CHP Ankara Milletvekili Gamze Taşcıer, erkeğe uygulanan şiddete ilişkin de İçişleri Bakanlığının bazı verilerinin bulunduğunu belirterek, “Ben eve geç geldiği veya şort giydiği için şiddet uygulanan erkek hiç duymadım.” ifadesini kullandı.
Bakın Yanık’ın, cinayet gerçekleşmediğini belirttiği illerin bazılarında kadın cinayetleri işlendiğine yönelik veriler bulunduğunu da savunan Taşcıer, Türkiye’nin İstanbul Sözleşmesinden çekilmesine yönelik kararı da eleştirdi.
HDP Diyarbakır Milletvekili Semra Güzel ise kadına yönelik şiddetin önlenmesi için hizmete sunulan uygulama ve hizmetlerde Türkiye’de konuşulan Kürtçe ve Ermenice gibi dillerin de yer alması gerektiğini söyledi.
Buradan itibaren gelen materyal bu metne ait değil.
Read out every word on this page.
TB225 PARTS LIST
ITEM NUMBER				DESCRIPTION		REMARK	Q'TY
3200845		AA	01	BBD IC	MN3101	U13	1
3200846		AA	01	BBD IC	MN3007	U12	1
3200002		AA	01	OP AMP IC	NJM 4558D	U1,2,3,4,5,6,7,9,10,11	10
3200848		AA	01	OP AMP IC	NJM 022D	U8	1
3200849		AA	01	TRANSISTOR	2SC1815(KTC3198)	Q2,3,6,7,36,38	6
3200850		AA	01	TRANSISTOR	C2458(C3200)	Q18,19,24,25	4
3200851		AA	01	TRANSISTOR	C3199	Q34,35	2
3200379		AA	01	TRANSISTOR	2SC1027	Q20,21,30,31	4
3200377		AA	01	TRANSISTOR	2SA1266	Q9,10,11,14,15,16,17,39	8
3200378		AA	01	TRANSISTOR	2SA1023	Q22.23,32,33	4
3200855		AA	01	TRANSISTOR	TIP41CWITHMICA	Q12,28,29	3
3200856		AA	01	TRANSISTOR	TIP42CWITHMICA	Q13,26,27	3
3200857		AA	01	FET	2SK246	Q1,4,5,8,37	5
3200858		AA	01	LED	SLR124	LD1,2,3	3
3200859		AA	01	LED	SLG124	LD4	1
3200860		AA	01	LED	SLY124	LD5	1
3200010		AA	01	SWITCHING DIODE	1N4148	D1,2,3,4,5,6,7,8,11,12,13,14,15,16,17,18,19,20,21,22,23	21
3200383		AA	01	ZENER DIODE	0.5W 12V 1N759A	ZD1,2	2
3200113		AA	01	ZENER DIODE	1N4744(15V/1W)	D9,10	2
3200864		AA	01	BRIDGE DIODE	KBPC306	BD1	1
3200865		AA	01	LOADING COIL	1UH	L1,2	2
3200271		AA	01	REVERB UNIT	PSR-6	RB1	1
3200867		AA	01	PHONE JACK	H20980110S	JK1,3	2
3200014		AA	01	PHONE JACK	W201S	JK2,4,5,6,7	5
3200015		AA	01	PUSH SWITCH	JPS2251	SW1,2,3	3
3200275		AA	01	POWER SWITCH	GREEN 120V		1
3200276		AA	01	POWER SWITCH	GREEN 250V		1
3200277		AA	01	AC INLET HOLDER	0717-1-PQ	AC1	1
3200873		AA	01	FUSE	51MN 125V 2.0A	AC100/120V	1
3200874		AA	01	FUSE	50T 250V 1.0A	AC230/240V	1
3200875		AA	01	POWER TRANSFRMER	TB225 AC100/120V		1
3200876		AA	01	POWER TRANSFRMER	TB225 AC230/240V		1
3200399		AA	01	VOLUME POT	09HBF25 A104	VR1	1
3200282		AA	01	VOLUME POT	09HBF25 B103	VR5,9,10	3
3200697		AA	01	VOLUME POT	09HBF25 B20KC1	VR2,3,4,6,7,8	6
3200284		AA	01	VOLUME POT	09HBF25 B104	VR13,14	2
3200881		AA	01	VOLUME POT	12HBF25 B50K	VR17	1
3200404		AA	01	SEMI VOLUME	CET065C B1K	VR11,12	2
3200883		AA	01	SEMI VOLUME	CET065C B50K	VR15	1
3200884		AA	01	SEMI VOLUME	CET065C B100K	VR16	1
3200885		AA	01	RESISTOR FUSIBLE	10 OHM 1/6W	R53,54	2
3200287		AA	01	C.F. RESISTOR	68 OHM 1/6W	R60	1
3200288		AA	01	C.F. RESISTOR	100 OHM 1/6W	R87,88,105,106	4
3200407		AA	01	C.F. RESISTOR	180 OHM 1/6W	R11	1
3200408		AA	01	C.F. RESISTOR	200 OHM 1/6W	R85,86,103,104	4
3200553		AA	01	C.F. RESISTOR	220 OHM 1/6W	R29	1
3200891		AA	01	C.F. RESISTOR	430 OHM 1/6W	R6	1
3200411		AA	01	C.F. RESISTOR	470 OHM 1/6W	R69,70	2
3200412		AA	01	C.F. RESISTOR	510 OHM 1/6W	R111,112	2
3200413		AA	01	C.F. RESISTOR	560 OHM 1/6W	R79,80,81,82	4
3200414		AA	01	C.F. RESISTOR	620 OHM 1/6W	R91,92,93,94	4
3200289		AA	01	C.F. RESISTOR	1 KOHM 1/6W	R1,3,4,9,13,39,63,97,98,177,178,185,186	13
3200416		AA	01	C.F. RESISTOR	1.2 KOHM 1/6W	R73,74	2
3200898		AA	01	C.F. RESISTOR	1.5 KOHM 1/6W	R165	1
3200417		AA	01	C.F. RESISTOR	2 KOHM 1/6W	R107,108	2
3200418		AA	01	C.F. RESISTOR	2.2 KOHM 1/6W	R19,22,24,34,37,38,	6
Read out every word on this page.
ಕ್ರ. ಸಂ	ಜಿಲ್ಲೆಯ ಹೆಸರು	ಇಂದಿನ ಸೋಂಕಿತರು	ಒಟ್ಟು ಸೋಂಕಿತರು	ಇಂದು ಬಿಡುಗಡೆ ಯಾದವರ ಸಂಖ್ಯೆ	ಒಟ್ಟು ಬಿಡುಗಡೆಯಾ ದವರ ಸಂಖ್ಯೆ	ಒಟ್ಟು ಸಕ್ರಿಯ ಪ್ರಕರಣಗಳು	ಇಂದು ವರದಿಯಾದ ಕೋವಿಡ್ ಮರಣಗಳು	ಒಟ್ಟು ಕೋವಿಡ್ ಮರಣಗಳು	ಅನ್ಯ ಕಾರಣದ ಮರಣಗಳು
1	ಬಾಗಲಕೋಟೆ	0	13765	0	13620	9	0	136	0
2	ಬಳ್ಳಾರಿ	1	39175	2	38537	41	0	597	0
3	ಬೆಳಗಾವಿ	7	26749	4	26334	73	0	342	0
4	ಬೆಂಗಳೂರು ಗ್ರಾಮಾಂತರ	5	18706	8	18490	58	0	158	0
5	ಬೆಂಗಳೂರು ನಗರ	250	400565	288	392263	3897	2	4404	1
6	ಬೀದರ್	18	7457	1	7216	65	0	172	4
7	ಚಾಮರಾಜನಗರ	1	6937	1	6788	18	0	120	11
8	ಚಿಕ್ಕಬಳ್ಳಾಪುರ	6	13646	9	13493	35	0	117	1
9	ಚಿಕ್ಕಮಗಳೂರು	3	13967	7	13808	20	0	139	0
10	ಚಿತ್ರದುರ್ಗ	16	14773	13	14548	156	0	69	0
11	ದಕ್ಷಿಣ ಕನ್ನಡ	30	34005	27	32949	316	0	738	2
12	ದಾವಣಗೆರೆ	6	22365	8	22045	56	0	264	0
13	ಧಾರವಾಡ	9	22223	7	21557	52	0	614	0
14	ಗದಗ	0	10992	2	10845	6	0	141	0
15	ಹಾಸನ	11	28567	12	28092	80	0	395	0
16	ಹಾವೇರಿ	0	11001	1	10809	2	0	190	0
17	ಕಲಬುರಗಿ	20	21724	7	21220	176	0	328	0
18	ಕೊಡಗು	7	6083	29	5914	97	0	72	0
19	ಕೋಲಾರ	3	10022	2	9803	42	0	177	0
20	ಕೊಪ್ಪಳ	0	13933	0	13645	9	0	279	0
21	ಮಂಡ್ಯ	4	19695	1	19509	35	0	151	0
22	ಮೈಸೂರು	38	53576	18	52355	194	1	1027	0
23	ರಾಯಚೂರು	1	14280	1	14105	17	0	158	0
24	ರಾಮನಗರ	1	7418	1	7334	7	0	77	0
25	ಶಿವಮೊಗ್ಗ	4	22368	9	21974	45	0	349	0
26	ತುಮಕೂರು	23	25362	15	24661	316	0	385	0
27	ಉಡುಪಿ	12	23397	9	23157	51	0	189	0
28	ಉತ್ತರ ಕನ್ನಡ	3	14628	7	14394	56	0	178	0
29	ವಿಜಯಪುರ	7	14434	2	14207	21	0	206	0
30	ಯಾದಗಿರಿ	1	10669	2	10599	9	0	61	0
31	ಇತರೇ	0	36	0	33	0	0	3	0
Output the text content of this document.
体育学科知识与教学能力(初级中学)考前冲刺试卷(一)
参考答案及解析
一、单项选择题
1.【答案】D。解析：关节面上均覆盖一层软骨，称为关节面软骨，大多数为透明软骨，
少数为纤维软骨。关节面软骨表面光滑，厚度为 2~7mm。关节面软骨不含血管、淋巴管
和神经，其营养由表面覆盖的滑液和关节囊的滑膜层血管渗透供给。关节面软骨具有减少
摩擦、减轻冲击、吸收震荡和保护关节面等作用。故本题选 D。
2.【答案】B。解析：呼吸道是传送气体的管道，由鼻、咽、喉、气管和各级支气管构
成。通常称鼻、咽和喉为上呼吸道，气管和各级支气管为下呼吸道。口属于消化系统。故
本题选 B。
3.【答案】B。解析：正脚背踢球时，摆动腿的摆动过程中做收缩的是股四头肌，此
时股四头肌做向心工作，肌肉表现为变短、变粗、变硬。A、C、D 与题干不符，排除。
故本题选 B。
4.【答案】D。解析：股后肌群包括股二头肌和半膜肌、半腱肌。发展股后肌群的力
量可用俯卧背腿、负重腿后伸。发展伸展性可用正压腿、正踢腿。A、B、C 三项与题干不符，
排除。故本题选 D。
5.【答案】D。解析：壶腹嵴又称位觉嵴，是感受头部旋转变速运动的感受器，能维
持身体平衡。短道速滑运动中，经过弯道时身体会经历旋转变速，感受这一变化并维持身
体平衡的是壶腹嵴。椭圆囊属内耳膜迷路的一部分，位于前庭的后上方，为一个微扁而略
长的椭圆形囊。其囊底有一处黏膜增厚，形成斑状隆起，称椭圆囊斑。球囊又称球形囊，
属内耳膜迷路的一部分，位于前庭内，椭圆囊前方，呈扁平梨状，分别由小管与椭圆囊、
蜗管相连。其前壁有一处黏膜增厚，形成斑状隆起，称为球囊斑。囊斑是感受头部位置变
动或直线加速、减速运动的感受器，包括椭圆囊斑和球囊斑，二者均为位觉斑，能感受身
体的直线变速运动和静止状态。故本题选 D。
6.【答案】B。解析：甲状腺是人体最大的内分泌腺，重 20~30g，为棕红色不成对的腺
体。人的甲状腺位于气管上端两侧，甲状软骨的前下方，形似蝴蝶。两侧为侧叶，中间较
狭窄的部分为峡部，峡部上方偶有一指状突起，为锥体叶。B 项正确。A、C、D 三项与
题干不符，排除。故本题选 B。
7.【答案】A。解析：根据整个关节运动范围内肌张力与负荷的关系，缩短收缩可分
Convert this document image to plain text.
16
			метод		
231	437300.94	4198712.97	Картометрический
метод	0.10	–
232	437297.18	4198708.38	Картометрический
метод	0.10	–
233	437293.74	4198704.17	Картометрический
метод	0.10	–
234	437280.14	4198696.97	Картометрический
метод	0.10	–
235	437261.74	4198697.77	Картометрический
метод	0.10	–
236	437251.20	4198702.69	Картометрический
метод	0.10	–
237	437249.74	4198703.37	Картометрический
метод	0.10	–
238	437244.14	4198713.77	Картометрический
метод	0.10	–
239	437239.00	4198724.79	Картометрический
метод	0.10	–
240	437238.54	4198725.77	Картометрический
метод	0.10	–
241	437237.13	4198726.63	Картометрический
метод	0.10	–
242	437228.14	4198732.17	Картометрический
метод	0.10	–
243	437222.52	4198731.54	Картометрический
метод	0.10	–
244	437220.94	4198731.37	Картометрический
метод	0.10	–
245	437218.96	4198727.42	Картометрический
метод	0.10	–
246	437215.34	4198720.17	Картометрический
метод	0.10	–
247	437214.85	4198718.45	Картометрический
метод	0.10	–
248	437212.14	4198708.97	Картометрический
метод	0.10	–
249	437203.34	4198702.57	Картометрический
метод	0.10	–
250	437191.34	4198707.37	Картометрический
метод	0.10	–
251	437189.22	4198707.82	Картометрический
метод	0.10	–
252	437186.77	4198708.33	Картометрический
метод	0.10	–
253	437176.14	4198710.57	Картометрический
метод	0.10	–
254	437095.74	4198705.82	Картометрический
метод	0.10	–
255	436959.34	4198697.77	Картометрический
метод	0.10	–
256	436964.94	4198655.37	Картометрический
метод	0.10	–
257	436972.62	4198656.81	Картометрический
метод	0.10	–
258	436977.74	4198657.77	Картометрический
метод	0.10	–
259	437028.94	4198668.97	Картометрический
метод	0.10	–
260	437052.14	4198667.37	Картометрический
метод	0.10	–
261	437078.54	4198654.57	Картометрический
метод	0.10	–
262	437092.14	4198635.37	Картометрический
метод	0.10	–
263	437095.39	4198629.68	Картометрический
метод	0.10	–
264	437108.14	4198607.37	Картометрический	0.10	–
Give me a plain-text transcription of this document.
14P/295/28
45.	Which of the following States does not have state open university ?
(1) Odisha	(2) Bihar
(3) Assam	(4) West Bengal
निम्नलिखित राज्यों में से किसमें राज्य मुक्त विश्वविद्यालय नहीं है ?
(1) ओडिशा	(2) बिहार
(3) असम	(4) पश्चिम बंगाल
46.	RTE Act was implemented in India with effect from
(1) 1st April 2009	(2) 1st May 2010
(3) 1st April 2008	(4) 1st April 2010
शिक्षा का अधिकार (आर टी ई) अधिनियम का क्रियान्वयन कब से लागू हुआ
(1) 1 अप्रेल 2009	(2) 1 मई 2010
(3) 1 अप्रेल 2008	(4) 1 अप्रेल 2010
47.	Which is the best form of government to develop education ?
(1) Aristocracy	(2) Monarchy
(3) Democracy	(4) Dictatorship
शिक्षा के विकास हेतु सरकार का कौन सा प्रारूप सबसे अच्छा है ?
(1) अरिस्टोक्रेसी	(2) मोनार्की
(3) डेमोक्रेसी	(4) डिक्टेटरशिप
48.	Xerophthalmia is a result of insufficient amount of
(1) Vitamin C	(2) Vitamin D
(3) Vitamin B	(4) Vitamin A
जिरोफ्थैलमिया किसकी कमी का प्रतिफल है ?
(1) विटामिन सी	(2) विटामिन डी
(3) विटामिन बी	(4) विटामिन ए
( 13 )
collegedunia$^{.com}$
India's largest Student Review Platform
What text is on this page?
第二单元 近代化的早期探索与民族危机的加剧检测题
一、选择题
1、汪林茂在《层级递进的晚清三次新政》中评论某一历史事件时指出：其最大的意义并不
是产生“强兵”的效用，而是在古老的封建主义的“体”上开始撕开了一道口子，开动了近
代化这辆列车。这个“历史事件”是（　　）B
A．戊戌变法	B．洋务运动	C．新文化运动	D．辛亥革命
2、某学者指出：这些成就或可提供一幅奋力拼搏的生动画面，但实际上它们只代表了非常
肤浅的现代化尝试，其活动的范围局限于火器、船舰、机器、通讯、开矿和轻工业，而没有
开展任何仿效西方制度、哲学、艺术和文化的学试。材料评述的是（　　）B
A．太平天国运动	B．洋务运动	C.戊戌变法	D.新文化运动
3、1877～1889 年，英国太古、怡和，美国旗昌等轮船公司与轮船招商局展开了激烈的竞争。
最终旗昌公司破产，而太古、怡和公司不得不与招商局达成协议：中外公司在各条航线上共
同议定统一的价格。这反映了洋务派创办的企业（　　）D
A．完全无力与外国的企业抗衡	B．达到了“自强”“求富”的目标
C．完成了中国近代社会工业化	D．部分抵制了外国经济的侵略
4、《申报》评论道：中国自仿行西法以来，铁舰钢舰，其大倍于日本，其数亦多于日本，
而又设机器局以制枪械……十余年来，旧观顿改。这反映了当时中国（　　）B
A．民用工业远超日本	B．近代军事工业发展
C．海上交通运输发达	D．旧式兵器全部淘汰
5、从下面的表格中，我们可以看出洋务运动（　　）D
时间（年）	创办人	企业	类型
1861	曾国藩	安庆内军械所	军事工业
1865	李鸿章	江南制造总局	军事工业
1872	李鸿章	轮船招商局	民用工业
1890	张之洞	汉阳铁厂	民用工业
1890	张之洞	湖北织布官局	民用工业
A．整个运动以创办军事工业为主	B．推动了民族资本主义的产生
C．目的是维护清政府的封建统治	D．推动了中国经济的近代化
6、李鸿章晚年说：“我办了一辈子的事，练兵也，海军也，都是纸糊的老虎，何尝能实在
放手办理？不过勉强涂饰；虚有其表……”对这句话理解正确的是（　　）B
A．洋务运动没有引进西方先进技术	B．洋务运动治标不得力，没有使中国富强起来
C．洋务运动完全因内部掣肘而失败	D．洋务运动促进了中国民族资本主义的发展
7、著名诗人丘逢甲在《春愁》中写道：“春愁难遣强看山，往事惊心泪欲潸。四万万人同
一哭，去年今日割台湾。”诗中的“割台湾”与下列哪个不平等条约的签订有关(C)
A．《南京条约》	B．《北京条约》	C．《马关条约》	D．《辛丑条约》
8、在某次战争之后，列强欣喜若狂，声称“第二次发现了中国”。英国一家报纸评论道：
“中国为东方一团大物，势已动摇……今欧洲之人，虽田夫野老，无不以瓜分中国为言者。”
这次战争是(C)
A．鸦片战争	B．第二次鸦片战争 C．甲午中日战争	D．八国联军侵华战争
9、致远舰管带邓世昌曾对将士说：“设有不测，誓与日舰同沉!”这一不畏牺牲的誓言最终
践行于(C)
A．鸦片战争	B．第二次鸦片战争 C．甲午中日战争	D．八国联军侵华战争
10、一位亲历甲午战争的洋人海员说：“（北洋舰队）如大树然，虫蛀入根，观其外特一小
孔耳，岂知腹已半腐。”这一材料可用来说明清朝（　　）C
AK Parti Konya Milletvekili Hacı Ahmet Özdemir de şiddetin öğrenilmesine ilişkin erkeklerin “öğrenilmiş çaresizlik” modelini benimsemesinde annelerin rolünün önemine işaret ederek, bunun ayrı bir araştırma konusu olması gerektiğini belirtti.
CHP Bartın Milletvekili Aysu Bankoğlu, Türkiye’nin, İstanbul Sözleşmesi’nden çekilmesini eleştirerek, bu kararın 42 milyon kadını Cumhuriyet öncesi döneme götürdüğünü savundu.
AK Parti Denizli Milletvekili Nilgün Ök, şiddetin ailede ve okulda öğrenildiğine işaret ederek, “Kız veya erkek fark etmiyor, eğitim hedef olarak Eylem Planı’na konulmalı. Şiddete başvuran hem ailede hem okulda cezalandırılmalı.” diye konuştu.
CHP İstanbul Milletvekili Sibel Özdemir’in kadına yönelik şiddete ilişkin son araştırmanın 2014 yılında yapılmasını eleştirmesi üzerine Bakan Yanık, bu tür araştırmaların bilimsel gerekçelerle 10 yılda bir yapılması gerektiğini vurguladı.
Bakan Yanık, diğer programı nedeniyle komisyondan ayrılmak zorunda olduğunu, milletvekillerinin kendisine yönelttiği soruları Komisyonun daha sonraki bir toplantısında yanıtlayacağını belirtti.
Bu arada toplantıya katılan CHP ve HDP’li milletvekillerinin “İstanbul Sözleşmesi’ni Uygula” yazılı mor maske taktığı görüldü.